Plant biologist Winslow Briggs dies at 90

A global leader in plant genetics and physiology, Briggs published landmark research on the molecular mechanisms that plants and other organisms use to sense and respond to light.

Winslow Briggs, a professor emeritus of biological sciences who explained how seedlings grow toward light, died Feb. 11 at Stanford University Medical Center. He was 90.

Winslow Briggs in the lab

Winslow Briggs (Image credit: Robin Kempster)

Briggs established himself as a global leader in plant genetics and physiology, publishing landmark research on the molecular mechanisms that plants and other organisms use to sense and respond to light. He was remembered as a valuable colleague and friend.

“Winslow Briggs was a most generous and welcoming colleague for me when I joined the Stanford faculty in 1961,” said Philip Hanawalt, the Dr. Morris Herzstein Professor in Biology, Emeritus. “I appreciated his broad expertise in plant biology and he served importantly as an advisor to several of my graduate students.”
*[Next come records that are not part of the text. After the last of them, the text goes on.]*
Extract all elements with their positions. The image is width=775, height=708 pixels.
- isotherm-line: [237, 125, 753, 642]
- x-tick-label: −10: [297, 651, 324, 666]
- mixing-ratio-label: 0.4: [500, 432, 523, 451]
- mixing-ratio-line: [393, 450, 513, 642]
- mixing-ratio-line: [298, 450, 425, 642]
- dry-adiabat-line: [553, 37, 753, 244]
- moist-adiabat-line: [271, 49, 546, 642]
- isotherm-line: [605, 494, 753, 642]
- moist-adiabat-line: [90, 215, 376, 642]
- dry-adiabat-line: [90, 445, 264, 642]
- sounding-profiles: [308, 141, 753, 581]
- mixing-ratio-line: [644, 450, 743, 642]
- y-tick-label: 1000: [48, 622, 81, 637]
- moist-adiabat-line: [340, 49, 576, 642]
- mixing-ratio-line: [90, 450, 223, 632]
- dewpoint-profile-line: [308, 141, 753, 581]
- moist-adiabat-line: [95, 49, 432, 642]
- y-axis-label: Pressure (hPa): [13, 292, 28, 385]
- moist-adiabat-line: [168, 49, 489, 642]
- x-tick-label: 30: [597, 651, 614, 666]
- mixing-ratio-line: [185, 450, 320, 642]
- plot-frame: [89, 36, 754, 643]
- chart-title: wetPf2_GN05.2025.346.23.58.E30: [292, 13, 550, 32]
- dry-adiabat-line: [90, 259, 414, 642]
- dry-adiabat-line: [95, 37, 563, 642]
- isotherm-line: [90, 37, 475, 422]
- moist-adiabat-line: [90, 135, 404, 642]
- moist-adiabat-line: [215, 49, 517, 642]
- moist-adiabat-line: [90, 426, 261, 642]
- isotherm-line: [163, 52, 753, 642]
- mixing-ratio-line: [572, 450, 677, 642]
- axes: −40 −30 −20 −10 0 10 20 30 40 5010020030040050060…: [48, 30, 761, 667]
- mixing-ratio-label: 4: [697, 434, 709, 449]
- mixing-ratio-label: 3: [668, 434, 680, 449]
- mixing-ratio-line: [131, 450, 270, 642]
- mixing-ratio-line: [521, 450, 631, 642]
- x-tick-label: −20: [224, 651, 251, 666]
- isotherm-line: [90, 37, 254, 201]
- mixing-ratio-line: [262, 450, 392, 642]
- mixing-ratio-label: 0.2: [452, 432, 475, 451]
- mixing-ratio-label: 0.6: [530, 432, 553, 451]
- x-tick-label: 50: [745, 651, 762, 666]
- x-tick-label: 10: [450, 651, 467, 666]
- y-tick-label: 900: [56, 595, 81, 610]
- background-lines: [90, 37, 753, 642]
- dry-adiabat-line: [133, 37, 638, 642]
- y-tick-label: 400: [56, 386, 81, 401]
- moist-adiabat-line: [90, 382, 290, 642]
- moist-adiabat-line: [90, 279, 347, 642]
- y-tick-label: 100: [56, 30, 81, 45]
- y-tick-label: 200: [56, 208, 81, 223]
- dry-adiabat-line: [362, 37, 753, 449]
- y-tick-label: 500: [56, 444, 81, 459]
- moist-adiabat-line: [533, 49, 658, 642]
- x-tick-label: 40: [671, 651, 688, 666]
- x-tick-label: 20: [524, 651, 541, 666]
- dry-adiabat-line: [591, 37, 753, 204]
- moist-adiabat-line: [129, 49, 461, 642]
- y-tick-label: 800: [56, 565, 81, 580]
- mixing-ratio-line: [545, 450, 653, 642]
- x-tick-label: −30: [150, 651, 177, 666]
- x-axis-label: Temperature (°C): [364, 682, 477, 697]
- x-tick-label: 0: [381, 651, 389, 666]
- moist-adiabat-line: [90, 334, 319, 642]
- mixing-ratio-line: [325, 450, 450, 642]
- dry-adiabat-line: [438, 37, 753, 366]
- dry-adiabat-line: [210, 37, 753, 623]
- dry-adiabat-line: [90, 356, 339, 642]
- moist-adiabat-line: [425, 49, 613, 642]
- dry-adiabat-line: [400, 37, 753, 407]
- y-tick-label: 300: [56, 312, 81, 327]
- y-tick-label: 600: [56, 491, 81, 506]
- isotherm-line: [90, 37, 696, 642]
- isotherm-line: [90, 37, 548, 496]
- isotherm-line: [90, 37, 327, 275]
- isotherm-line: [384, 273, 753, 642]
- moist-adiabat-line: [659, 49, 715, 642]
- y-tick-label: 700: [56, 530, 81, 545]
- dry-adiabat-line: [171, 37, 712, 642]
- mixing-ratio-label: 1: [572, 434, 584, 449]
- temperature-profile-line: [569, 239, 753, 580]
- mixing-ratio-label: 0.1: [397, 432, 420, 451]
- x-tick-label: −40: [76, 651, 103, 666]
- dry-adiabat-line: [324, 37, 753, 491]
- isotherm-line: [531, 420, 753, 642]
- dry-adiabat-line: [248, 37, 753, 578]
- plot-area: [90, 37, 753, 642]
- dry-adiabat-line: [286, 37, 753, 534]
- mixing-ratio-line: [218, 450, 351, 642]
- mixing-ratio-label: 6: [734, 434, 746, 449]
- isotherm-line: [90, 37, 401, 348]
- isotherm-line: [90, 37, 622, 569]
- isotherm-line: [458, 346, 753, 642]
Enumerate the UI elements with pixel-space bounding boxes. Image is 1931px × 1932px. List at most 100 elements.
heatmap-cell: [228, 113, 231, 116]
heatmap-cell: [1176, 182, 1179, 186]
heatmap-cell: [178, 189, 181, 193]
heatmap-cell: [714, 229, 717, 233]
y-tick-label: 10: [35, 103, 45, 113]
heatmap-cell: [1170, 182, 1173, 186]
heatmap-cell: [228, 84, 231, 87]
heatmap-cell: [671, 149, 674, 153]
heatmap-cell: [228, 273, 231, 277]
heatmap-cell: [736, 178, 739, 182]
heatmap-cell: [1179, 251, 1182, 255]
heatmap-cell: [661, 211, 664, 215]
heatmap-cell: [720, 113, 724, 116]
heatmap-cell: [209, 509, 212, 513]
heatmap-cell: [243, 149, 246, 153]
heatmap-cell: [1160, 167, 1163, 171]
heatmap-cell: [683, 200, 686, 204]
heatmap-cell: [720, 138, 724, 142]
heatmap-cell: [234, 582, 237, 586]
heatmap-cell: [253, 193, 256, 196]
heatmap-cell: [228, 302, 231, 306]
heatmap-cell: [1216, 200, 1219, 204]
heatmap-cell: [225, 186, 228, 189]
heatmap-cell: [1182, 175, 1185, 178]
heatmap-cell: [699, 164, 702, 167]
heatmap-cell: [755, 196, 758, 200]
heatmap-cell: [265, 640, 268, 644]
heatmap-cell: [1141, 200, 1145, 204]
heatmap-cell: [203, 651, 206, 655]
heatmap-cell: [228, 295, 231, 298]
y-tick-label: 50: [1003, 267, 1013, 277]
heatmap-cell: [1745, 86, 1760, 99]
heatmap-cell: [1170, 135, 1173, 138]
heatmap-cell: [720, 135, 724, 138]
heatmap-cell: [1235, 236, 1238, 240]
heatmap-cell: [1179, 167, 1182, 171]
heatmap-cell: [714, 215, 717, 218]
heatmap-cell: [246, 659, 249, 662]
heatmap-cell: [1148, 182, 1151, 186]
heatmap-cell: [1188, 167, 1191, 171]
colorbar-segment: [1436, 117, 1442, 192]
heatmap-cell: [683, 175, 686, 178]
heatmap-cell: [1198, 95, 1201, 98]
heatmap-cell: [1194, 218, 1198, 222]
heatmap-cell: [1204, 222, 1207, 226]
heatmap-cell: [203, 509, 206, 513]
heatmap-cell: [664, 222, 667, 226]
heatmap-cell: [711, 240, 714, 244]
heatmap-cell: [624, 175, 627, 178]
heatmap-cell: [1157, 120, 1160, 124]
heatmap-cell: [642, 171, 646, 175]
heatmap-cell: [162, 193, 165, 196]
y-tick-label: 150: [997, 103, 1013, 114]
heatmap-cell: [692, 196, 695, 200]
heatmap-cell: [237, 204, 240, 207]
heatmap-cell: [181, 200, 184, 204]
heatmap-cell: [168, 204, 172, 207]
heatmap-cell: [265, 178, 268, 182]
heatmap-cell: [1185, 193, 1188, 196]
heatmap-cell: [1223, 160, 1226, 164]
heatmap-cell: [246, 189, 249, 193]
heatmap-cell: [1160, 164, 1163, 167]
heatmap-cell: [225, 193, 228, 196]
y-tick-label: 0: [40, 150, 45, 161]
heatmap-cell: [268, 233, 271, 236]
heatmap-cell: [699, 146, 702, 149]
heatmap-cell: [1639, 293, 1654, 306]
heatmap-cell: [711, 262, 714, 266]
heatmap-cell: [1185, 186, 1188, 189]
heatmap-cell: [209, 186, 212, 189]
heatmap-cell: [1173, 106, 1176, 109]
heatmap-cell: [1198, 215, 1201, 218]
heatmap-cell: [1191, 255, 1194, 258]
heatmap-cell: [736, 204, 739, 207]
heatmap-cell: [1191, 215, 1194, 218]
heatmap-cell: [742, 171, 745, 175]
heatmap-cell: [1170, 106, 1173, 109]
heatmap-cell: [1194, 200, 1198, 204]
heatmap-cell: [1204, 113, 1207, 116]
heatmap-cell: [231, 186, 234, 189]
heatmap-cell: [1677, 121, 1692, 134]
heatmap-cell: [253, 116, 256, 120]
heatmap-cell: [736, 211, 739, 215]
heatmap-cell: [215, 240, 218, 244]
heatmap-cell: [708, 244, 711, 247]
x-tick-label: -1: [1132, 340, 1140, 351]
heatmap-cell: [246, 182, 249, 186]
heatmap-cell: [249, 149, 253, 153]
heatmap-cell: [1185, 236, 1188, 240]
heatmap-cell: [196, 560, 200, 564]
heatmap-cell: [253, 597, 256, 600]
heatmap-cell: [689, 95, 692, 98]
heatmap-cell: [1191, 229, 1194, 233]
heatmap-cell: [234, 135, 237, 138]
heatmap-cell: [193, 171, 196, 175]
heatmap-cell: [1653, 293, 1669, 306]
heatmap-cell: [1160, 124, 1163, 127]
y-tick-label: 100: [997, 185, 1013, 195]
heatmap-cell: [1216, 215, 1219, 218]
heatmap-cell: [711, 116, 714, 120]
When a plant seedling germinates, it must be able to rapidly position itself to capture light as soon as it emerges from the soil. Briggs and his lab discovered and first characterized a pair of photo-sensitive receptors that mediate this response and enable the plant to grow toward the light so that it can convert solar energy, carbon dioxide and water into sugar – a process called photosynthesis.

Over the years, work by Briggs and others revealed that these two receptors contribute to a plant’s efficiency in other ways, including leaf growth and orientation, as well as the opening of the pores on a leaf’s surface through which it takes in the carbon dioxide needed to manufacture sugars.

“Winslow was a pioneer in understanding the role of light in plant development,” said Paul Ehrlich, the Bing Professor of Population Studies, Emeritus.

Briggs arrived at Stanford University in 1955 as an instructor in biological sciences after receiving his PhD from Harvard University. He had risen to full professor by 1967, when he left Stanford to take a faculty position at Harvard. He returned to Stanford’s School of Humanities and Sciences in 1973, when he also became the director of the Department of Plant Biology at the Carnegie Institution, a position he held for two decades.

After retirement in 1993, Briggs remained extremely influential in science as he pursued research on photoreceptors in plants and bacteria until the day of his death. Most recently, his team was working on elucidating the role of photoreceptors in the process by which symbiotic root bacteria can provide nitrogen to certain plants.

“Plants are stationary, which means that they have to evolve complex methods to take advantage of every available resource, including sunlight,” explained Zhiyong Wang, acting director of Carnegie’s Department of Plant Biology. “Receptors such as those discovered by Winslow, found broadly in both plants and microbes, are a crucial part of not only how plants respond to and take advantage of their environmental conditions, but also how bacteria interact with their animal and plant hosts.”

Joe Berry, acting director of Carnegie’s Department of Global Ecology, noted that Briggs was also recognized in his youth as an intrepid mountaineer with first ascents of peaks in Canada and Alaska.

Briggs also volunteered for 40 years at Henry W. Coe State Park, about which he published a book of trails and where, in 2007, he organized volunteers to study recovery after a massive wildfire. During that time he discovered that chemicals in smoke stimulate the sprouting of seeds of rare plants that may lie dormant for many years until awoken by fire.

Briggs was a member of the National Academy of Sciences, the American Academy of Arts and Sciences, the Academy of Sciences Leopoldina, the Botanical Society of America, the American Society of Plant Physiologists, the American Society of Photobiology, the American Association for the Advancement of Science and the California Academy of Sciences.

In 2007, the American Society of Plant Biologists, of which he was president in 1975 and 1976, gave him the Adolph E. Gude, Jr. Award for his “service to the plant science community.” Two years later, the Japan Society for the Promotion of Science awarded him the prestigious International Prize for Biology for his “outstanding contributions to the advancement of basic research.”

He is survived by his wife of 63 years, Ann, whom he met while they were students at Harvard, and by his daughters Marion, Lucia and Caroline, as well as four grandchildren and one great-grandchild.